Working to improve your skills is a daily chore for an artist. You can sketch, experiment with color, go wildly abstract, take classes or make prints and all of these things work, because there’s just no such thing as bad practice.
My favorite writing coach says, “Writers write.” It works for painters, printers, potters, carvers and all of the like, by doing you improve your ability to see and then translate that sight into something on the canvas, or the wheel or the page.
But often we find one technique which works and we stay with it never trying anything new. This will make you a master at that technique but it won’t help you develop new skills. Hey, doing what you’ve always done is comfortable and safe and there’s nothing wrong with safe and comfortable.
But art is about getting outside your comfort zone.
So why not try some grayscale practice? What? Grayscale, it’s what newspapers do to make photographs ready for the press and it is something every artists should try, if only to discover that it isn’t for you.
So how do you practice grayscale? You did download Faststone Image Viewer like I told you? If so grayscale is only a few clicks away. Take any picture, one of your own, something you’ve downloaded from the Net or something you’ve scanned in from a book or magazine, run it through Faststone and use the Edit command to find the Grayscale converter. One click and you have that image in grayscale. Now all you have to do is use your best skills to copy it.

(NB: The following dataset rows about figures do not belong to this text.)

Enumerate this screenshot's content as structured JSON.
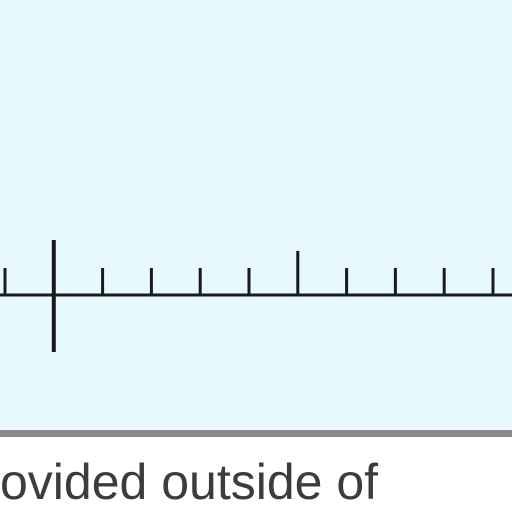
{
  "number_line": {
    "tick_count": 11,
    "major_tick_indices": [
      6
    ],
    "origin_tick_index": 1,
    "line_color": "#1a1a1a",
    "background_color": "#e8f9fd"
  },
  "caption": {
    "text": "ovided outside of"
  }
}
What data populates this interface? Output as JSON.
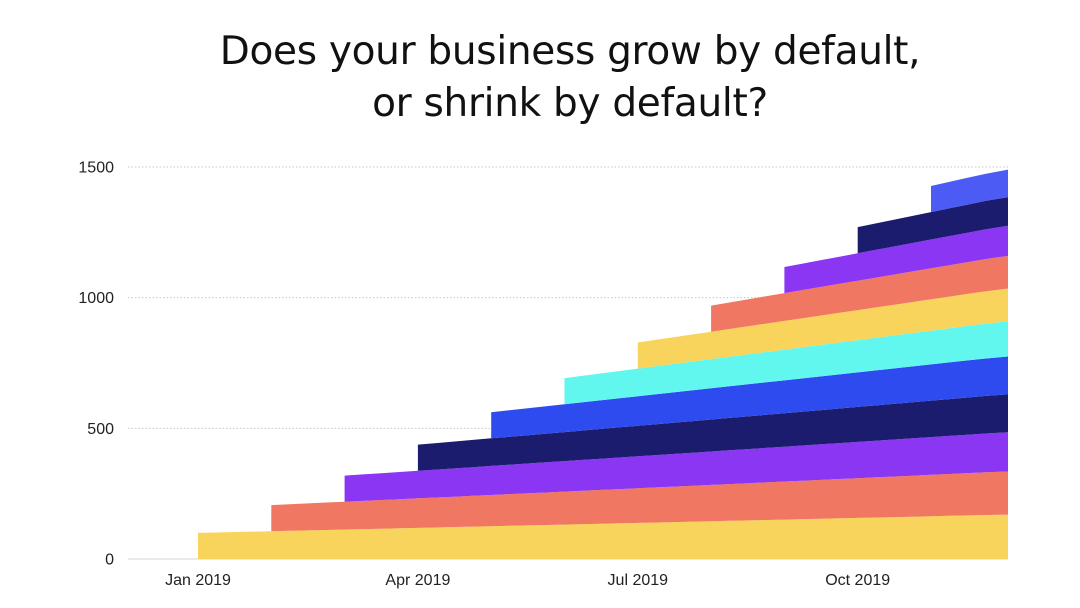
{
  "chart_data": {
    "type": "area",
    "title_lines": [
      "Does your business grow by default,",
      "or shrink by default?"
    ],
    "xlabel": "",
    "ylabel": "",
    "x_ticks": [
      "Jan 2019",
      "Apr 2019",
      "Jul 2019",
      "Oct 2019"
    ],
    "y_ticks": [
      0,
      500,
      1000,
      1500
    ],
    "ylim": [
      0,
      1500
    ],
    "grid": "horizontal-dotted",
    "legend": "none",
    "stacked": true,
    "series": [
      {
        "start": "2019-01",
        "values_at_start": 100,
        "value_at_end": 170,
        "color": "#F9D45C"
      },
      {
        "start": "2019-02",
        "values_at_start": 100,
        "value_at_end": 165,
        "color": "#F07762"
      },
      {
        "start": "2019-03",
        "values_at_start": 100,
        "value_at_end": 150,
        "color": "#8A36F2"
      },
      {
        "start": "2019-04",
        "values_at_start": 100,
        "value_at_end": 145,
        "color": "#1C1C6E"
      },
      {
        "start": "2019-05",
        "values_at_start": 100,
        "value_at_end": 145,
        "color": "#2E4BF0"
      },
      {
        "start": "2019-06",
        "values_at_start": 100,
        "value_at_end": 135,
        "color": "#62F7EE"
      },
      {
        "start": "2019-07",
        "values_at_start": 100,
        "value_at_end": 125,
        "color": "#F9D45C"
      },
      {
        "start": "2019-08",
        "values_at_start": 100,
        "value_at_end": 125,
        "color": "#F07762"
      },
      {
        "start": "2019-09",
        "values_at_start": 100,
        "value_at_end": 115,
        "color": "#8A36F2"
      },
      {
        "start": "2019-10",
        "values_at_start": 100,
        "value_at_end": 110,
        "color": "#1C1C6E"
      },
      {
        "start": "2019-11",
        "values_at_start": 100,
        "value_at_end": 105,
        "color": "#4D5BF5"
      }
    ],
    "x_end": "2019-12"
  }
}
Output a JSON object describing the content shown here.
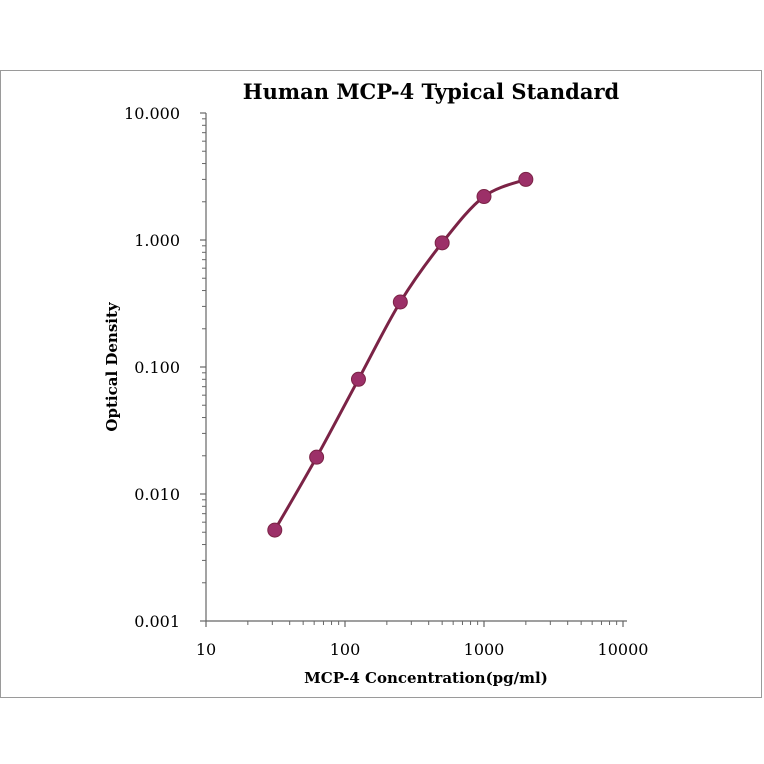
{
  "chart_data": {
    "type": "line",
    "title": "Human  MCP-4 Typical Standard",
    "xlabel": "MCP-4  Concentration(pg/ml)",
    "ylabel": "Optical Density",
    "x_scale": "log",
    "y_scale": "log",
    "xlim": [
      10,
      10000
    ],
    "ylim": [
      0.001,
      10
    ],
    "x_ticks": [
      10,
      100,
      1000,
      10000
    ],
    "x_tick_labels": [
      "10",
      "100",
      "1000",
      "10000"
    ],
    "y_ticks": [
      0.001,
      0.01,
      0.1,
      1,
      10
    ],
    "y_tick_labels": [
      "0.001",
      "0.010",
      "0.100",
      "1.000",
      "10.000"
    ],
    "grid": false,
    "legend": "none",
    "series": [
      {
        "color": "#7b2346",
        "marker_color": "#9c3068",
        "smooth": true,
        "x": [
          31.25,
          62.5,
          125,
          250,
          500,
          1000,
          2000
        ],
        "y": [
          0.0052,
          0.0195,
          0.08,
          0.325,
          0.95,
          2.2,
          3.0
        ]
      }
    ]
  }
}
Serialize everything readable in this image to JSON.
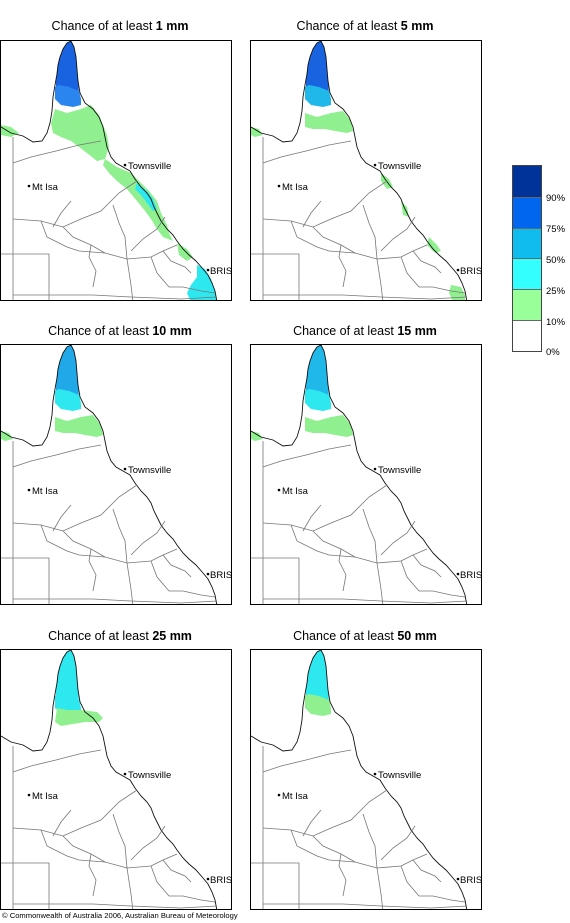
{
  "panels": [
    {
      "title_prefix": "Chance of at least ",
      "amount": "1 mm",
      "fills": [
        {
          "shape": "york",
          "color": "#1a63e0"
        },
        {
          "shape": "york_low",
          "color": "#2a86ee"
        },
        {
          "shape": "gulf_band",
          "color": "#90f090"
        },
        {
          "shape": "east_coast",
          "color": "#90f090"
        },
        {
          "shape": "east_cyan",
          "color": "#2ee8f0"
        },
        {
          "shape": "southeast",
          "color": "#2ee8f0"
        }
      ]
    },
    {
      "title_prefix": "Chance of at least ",
      "amount": "5 mm",
      "fills": [
        {
          "shape": "york",
          "color": "#1a63e0"
        },
        {
          "shape": "york_low",
          "color": "#20b8e8"
        },
        {
          "shape": "gulf_band_small",
          "color": "#90f090"
        },
        {
          "shape": "east_dots",
          "color": "#90f090"
        },
        {
          "shape": "southeast_small",
          "color": "#90f090"
        }
      ]
    },
    {
      "title_prefix": "Chance of at least ",
      "amount": "10 mm",
      "fills": [
        {
          "shape": "york_tip",
          "color": "#1a50c8"
        },
        {
          "shape": "york",
          "color": "#20a8e8"
        },
        {
          "shape": "york_low",
          "color": "#2ee8f0"
        },
        {
          "shape": "gulf_band_small",
          "color": "#90f090"
        }
      ]
    },
    {
      "title_prefix": "Chance of at least ",
      "amount": "15 mm",
      "fills": [
        {
          "shape": "york",
          "color": "#20b8e8"
        },
        {
          "shape": "york_low",
          "color": "#2ee8f0"
        },
        {
          "shape": "gulf_band_small",
          "color": "#90f090"
        }
      ]
    },
    {
      "title_prefix": "Chance of at least ",
      "amount": "25 mm",
      "fills": [
        {
          "shape": "york",
          "color": "#2ee8f0"
        },
        {
          "shape": "york_low",
          "color": "#2ee8f0"
        },
        {
          "shape": "gulf_band_tiny",
          "color": "#90f090"
        }
      ]
    },
    {
      "title_prefix": "Chance of at least ",
      "amount": "50 mm",
      "fills": [
        {
          "shape": "york",
          "color": "#2ee8f0"
        },
        {
          "shape": "york_low",
          "color": "#90f090"
        }
      ]
    }
  ],
  "places": {
    "townsville": "Townsville",
    "mt_isa": "Mt Isa",
    "brisbane": "BRIS"
  },
  "legend": {
    "colors": [
      "#003399",
      "#0066ee",
      "#10bbee",
      "#33ffff",
      "#99ff99",
      "#ffffff"
    ],
    "labels": [
      "90%",
      "75%",
      "50%",
      "25%",
      "10%",
      "0%"
    ]
  },
  "footer": "© Commonwealth of Australia 2006, Australian Bureau of Meteorology"
}
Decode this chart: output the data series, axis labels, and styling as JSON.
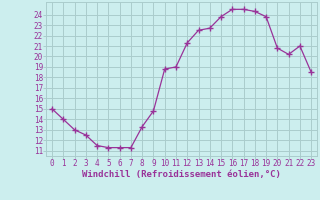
{
  "x": [
    0,
    1,
    2,
    3,
    4,
    5,
    6,
    7,
    8,
    9,
    10,
    11,
    12,
    13,
    14,
    15,
    16,
    17,
    18,
    19,
    20,
    21,
    22,
    23
  ],
  "y": [
    15,
    14,
    13,
    12.5,
    11.5,
    11.3,
    11.3,
    11.3,
    13.3,
    14.8,
    18.8,
    19.0,
    21.3,
    22.5,
    22.7,
    23.8,
    24.5,
    24.5,
    24.3,
    23.8,
    20.8,
    20.2,
    21.0,
    18.5
  ],
  "line_color": "#993399",
  "marker": "+",
  "bg_color": "#cceeee",
  "grid_color": "#aacccc",
  "xlabel": "Windchill (Refroidissement éolien,°C)",
  "ylabel_ticks": [
    11,
    12,
    13,
    14,
    15,
    16,
    17,
    18,
    19,
    20,
    21,
    22,
    23,
    24
  ],
  "xlim": [
    -0.5,
    23.5
  ],
  "ylim": [
    10.5,
    25.2
  ],
  "font_color": "#993399",
  "font_family": "monospace",
  "xlabel_fontsize": 6.5,
  "tick_fontsize": 5.5
}
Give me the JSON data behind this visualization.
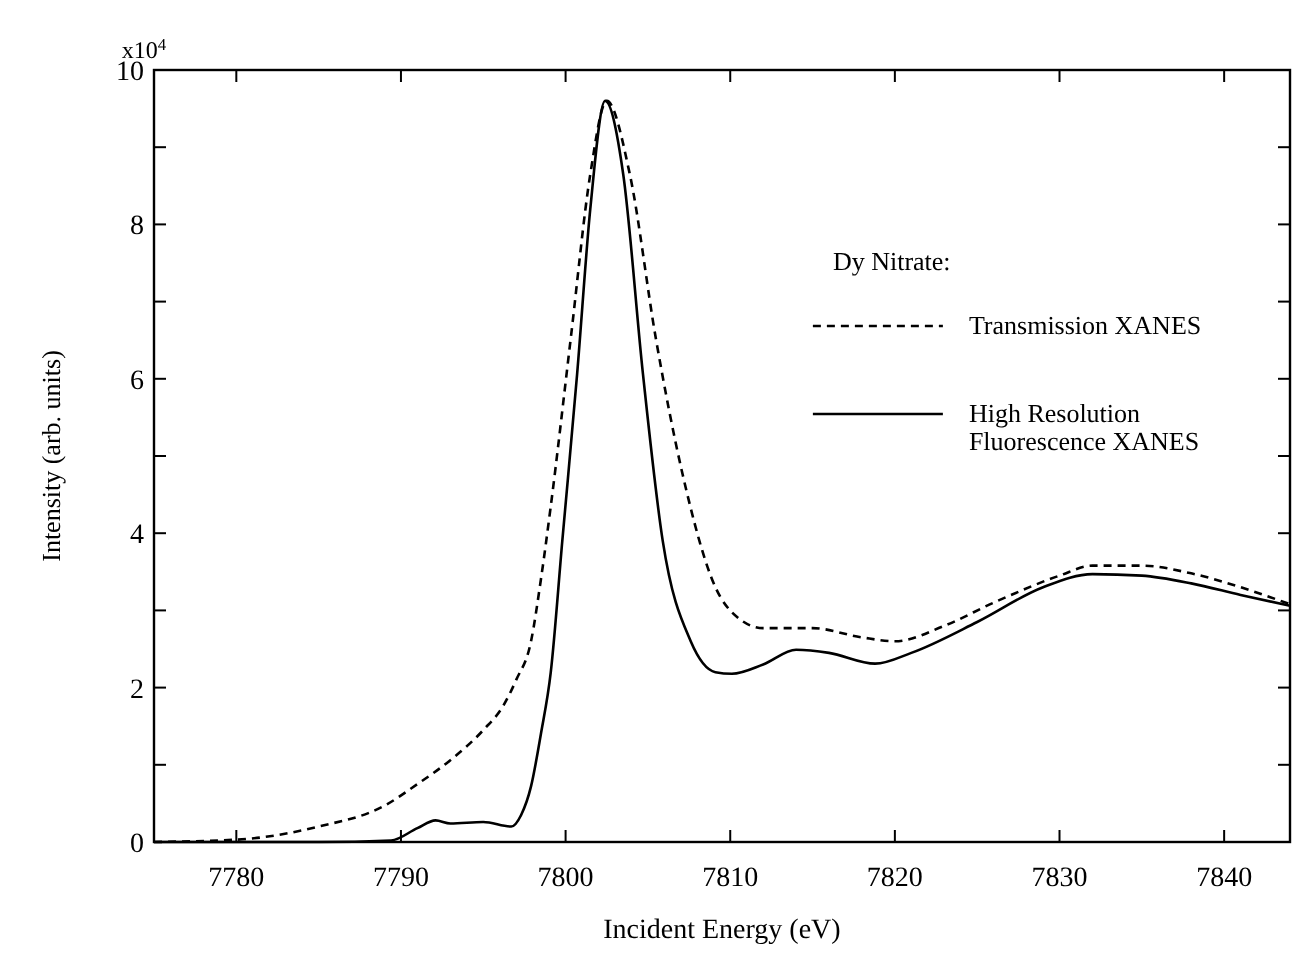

Now why would I want to waste time doing something as silly as that when I could be creating a new work? Because working in a monotone, any monotone will teach you things about light and shadow that you would never see in color. And its demanding, you use color to get separation and give depth to your composition, but if suddenly there is no color how do you do the same thing? Maybe you should try it?
The eye is a wonderful and complex thing, it can see close up and across the vast reaches of space and still read those tiny instructions on a bottle of pain reliever, it can do all of that, but it is a lazy thing. It only does so much as the user asks it to do. Making it see in a different way trains the eye to explore space in a new way.
We have been trained by popular magazines to accept the wide angle camera lens as normal, editors love the bold look of a wide angle lens and the fact that everything from the tip of your nose to the horizon is in focus doesn’t hurt either. But what if you see specifically, the drops of dew on a leaf, an insect sunning before it takes flight or a pattern of shade and sunlight across and empty beach? Can you capture that image without being able to see the shadows and empty spaces? Maybe a day of grayscale painting will make all of the available darkness speak to you.